Of recent my colleague (Frank Kantor) and I have been checking out new films at Renoir (http://www.curzoncinemas.com/cinemas/renoir/) after work. One of our recent viewing is the fascinating film, A Separation by the Iranian writer-director Asghar Farhadi. The film is about a married couple, in a complex relationship, who become separated. The consequences are quite intense as plot unravels, laying bare personal, social and national fissures in the Iranian context. The film is loaded with multiple layers of interpretative possibilities, depending on viewers perspective, socialisation and world view. I am struck by the way in which this film never allowed me the viewer to come to any final judgement on its characters. My view of the characters kept shifting and I was pulled in every direction in responding to the protagonists.
After 14 years of marriage Simin (Leila Hatami) and Nader (Peyman Moaadi) seem to want to separate. Their flat is shared with their teenage daughter, Termeh (Sarina Farhadi) and the father of Nader who suffers from Alzheimer’s and as such demands fulltime care. Simin wishes to leave Iran (perhaps to move away from the restrictive nature of her theocratic world). Nader is unable to leave because of his love for his father and perhaps the religious obligations placed on him as a son and a male. It is interesting that while there were no obvious pointers that these were devout Muslims, the fact of Islamic laws dictating the whole of their lives is very evident.

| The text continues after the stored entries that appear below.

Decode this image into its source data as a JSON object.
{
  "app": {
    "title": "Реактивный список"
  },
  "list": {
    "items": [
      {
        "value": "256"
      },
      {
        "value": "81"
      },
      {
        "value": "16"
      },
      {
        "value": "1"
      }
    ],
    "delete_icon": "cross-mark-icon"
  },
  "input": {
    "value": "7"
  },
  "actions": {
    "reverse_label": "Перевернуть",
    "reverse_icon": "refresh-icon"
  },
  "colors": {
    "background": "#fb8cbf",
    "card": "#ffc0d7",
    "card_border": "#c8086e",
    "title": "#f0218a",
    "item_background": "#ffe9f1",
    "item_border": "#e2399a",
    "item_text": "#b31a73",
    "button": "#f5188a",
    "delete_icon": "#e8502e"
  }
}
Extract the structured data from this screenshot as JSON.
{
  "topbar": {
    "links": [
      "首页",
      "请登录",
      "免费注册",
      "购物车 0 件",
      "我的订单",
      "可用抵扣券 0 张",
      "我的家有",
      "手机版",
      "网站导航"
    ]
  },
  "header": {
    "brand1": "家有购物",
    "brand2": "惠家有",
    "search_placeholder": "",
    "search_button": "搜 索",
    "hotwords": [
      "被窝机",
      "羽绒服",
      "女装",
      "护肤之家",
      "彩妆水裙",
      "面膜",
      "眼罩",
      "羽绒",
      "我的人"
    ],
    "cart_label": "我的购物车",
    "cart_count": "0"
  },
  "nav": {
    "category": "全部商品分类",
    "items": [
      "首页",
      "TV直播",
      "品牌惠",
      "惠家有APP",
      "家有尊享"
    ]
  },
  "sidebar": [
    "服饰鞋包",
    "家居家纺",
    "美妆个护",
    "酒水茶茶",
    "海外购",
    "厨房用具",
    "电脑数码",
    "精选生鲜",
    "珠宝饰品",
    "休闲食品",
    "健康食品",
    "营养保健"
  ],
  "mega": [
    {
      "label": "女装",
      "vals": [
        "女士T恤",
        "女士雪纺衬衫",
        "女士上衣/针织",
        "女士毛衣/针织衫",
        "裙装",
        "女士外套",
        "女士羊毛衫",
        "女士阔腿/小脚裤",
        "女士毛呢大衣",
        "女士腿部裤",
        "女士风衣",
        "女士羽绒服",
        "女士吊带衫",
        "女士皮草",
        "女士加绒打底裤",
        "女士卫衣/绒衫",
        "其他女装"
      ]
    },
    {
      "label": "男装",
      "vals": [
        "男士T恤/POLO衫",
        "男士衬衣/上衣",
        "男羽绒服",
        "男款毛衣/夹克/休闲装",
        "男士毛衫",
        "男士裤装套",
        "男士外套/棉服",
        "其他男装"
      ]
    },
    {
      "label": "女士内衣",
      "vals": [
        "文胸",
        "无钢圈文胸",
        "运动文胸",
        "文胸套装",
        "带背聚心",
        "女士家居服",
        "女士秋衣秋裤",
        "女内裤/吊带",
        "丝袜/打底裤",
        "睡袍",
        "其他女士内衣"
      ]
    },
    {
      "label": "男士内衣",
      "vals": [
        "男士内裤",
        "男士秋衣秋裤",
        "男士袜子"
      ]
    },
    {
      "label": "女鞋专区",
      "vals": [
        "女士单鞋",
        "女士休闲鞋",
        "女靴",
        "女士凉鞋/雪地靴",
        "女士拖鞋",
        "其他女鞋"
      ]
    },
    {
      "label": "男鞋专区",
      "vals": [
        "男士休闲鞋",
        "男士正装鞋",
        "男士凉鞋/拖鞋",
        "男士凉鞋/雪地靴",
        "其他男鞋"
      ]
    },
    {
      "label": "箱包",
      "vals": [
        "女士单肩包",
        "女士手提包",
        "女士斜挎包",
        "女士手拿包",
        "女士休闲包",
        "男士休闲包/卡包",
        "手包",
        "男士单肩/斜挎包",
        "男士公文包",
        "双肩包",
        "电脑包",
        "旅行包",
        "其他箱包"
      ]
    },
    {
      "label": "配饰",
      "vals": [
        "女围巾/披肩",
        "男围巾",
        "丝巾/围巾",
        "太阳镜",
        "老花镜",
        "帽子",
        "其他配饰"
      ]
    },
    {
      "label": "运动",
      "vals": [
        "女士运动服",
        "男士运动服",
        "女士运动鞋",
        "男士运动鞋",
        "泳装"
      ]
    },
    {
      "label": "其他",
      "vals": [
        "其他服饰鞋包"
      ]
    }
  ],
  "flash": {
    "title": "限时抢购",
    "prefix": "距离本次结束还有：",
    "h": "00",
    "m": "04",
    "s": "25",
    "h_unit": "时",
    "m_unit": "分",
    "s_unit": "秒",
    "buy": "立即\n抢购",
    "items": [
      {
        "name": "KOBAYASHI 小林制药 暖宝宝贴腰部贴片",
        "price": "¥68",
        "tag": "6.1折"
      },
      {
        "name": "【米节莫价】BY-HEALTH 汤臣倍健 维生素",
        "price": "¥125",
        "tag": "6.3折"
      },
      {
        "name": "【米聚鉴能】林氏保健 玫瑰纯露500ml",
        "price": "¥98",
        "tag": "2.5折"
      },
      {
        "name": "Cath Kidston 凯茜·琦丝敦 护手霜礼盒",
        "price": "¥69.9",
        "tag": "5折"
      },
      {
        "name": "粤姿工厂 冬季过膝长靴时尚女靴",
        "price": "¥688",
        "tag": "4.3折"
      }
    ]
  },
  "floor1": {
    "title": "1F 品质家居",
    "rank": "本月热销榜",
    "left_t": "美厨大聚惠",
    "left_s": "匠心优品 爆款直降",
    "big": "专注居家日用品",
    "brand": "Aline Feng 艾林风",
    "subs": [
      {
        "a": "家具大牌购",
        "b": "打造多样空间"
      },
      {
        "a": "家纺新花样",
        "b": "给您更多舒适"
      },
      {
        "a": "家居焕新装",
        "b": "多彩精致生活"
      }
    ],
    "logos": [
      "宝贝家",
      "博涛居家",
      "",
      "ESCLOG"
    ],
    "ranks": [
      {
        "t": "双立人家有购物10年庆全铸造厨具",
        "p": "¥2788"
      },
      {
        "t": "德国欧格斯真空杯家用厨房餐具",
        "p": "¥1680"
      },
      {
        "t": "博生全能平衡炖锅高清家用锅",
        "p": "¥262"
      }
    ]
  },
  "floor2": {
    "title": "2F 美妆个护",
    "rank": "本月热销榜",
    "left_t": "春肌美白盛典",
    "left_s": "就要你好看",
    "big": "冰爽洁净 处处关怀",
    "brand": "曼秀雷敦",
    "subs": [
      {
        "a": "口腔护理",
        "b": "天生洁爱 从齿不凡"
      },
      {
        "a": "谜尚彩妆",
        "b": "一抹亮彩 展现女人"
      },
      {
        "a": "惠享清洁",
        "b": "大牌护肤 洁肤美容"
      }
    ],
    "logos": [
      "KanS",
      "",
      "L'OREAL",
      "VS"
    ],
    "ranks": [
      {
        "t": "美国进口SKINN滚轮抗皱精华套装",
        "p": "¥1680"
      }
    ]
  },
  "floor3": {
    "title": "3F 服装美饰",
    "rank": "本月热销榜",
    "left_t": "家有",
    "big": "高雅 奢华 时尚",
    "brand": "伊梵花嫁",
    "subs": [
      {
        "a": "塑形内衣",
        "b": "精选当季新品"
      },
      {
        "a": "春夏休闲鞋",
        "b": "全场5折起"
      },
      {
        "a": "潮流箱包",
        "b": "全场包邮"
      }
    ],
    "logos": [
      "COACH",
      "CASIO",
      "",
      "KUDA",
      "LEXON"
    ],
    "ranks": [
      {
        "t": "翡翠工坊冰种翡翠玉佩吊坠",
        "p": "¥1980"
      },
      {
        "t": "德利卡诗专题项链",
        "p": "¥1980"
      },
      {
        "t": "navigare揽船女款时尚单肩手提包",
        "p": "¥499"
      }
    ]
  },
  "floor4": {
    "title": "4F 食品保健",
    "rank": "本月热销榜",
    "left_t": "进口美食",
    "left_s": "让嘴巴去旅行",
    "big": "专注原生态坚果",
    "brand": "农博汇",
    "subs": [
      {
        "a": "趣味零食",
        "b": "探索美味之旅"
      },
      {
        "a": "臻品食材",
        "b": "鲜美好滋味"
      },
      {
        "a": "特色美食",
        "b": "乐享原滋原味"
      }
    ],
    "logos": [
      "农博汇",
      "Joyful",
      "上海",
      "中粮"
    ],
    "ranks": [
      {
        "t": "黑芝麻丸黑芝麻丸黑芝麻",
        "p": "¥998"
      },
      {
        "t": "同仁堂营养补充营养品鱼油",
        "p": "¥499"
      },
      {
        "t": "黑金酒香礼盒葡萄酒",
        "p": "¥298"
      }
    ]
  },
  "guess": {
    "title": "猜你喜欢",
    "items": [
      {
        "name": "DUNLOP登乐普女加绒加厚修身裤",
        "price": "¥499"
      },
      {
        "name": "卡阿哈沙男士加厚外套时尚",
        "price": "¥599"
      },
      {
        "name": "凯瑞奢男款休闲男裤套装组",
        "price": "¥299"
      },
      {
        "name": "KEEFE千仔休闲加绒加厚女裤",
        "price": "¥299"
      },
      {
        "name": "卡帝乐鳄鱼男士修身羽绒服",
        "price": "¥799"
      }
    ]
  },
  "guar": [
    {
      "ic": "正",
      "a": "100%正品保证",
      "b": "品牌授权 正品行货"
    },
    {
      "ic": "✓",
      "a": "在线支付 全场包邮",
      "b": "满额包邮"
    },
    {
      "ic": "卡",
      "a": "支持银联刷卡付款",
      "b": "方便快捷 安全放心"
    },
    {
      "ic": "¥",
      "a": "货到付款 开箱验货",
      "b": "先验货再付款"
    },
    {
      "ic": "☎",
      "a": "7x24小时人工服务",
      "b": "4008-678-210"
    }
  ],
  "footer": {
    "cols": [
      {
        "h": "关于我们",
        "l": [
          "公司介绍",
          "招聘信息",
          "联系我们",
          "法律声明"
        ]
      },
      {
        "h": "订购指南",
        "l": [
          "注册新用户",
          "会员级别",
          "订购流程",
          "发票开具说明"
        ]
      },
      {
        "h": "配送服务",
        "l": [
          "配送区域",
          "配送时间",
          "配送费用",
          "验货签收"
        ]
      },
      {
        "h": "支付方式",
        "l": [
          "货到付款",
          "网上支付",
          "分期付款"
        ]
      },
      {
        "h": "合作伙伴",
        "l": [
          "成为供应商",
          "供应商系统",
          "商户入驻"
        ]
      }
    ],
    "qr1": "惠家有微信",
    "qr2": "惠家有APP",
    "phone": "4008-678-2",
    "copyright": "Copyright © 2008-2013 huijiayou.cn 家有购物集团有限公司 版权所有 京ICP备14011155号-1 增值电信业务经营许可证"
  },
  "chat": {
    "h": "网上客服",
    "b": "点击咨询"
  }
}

This tension opens up the film with the couple appearing before a magistrate seeking permission to divorce. It is not insignificant that viewers can only hear the voice of the magistrate as the couple faces the camera and the viewers: this is crucial as one felt as if they were before us making their case. As the film progresses it becomes evident that it is quite a complex case. When Simin and Nader part, and Simin leaves to live with her mother, a dilemma – in view of class, gender roles and religious beliefs- presented itself: who will do the work of cleaning, preparing meals and looking after Nader’s father? Razieh (Sareh Bayat), a woman (and her small daughter whom brings to work every day), is employed. It was tough going for Razieh, having to commute a long distance, carry out menial tasks, and the looking after a confused and incontinent old man. This was compounded by the fact that she was pregnant, apparently unknown to her employer
It was evident to viewers that something was about to happen, that confrontation was evident. Tensions were all around: between the couple, as Nader struggling to care for his father after work, while working with his teenage daughter on her lessons; Razieh struggling with the demands of the work The situation exploded when Nader upon return from work found that Razieh and her child gone, his father lying almost dead on the floor, with a hand tied to his bed, and money missing. Razieh was in fact by her doctor as she got hit by a car some days before, while trying to get the father who wandered into the streets. Upon her return Nader angrily asked her leave and pushed her out of the house. She eventually slipped on the steps and had miscarriage, which Nader only later learnt. The tension continued as he was hauled before the courts charged with the murder of an unborn child.
All these claims are heard by harassed, tired, concerned officials oppressed by the knowledge that there are no easy answers. Despite denunciations flying to and fro and grudges being nursed all sides (because of gender class and religious belief) it becomes evident to viewers that truth is elusive and complex. Where will the compromise and face-saving happen to heal the tensions and brokenness? The women in the film are able to see the need for this! Patriarchy, privilege and honour have blinded the men. In the end, Termeh (the daughter) is the key. She sees everything: she deploys her father’s own principles to get him to see his wrong. She carries an unspeakable burden – both judicial and moral – having to decide before the court with whom she wishes to live. The movie ends with her request that her parents leave the room as she discloses to the magistrate her decision. Viewers are left guessing as to how she decides…
This is a great film, with the director turning a petty and at times intense quarrel into a contemporary, national and larger tragedy. Here class matters, as do gender and the religious laws. It is a patriarchal world firmly gripped in a religious system that looks rigid. The reality is that it is constantly shifting, even imploding within. The film may be about fractured relationships, religion/faith in a theocratic context, the politics of identity (gender, sex and social standing), and existential realities of life in Iran. It certainly offer vistas into the beauty and ugliness of issues in Iranian society and the complex ways these are managed, negotiated and dealt with. At the same time, the writer/director may be subtly parodying Iran’s alienation within and without, scattered with questions about theology and the restrictive nature of a State. It is possible that A Separation is signifying on a complex set of fissures facing all: class and gender divisions, generational gaps, the nature of family relationships, and around the suffocating proclivities of a theocratic state? And while the film is about life in Iran, as a viewer outside of that context, I sense that it is also making a statement about the interconnectedness of human ambiguities, and the complex nature of the societies we all live in.
Writing on “film art”, Bordwell and Thompson (1990:141) note: “Looking is purposeful; what we look at is guided by our assumptions and expectations about what to look for.” I submit that there is no ideal spectator vis à vis this film. There is the possibility of differentiated and multiple spectator positions. Hence, I make no claim about ‘objectivity’ with regard to my ‘take’ on this film and it would be interesting to hear what my colleague saw!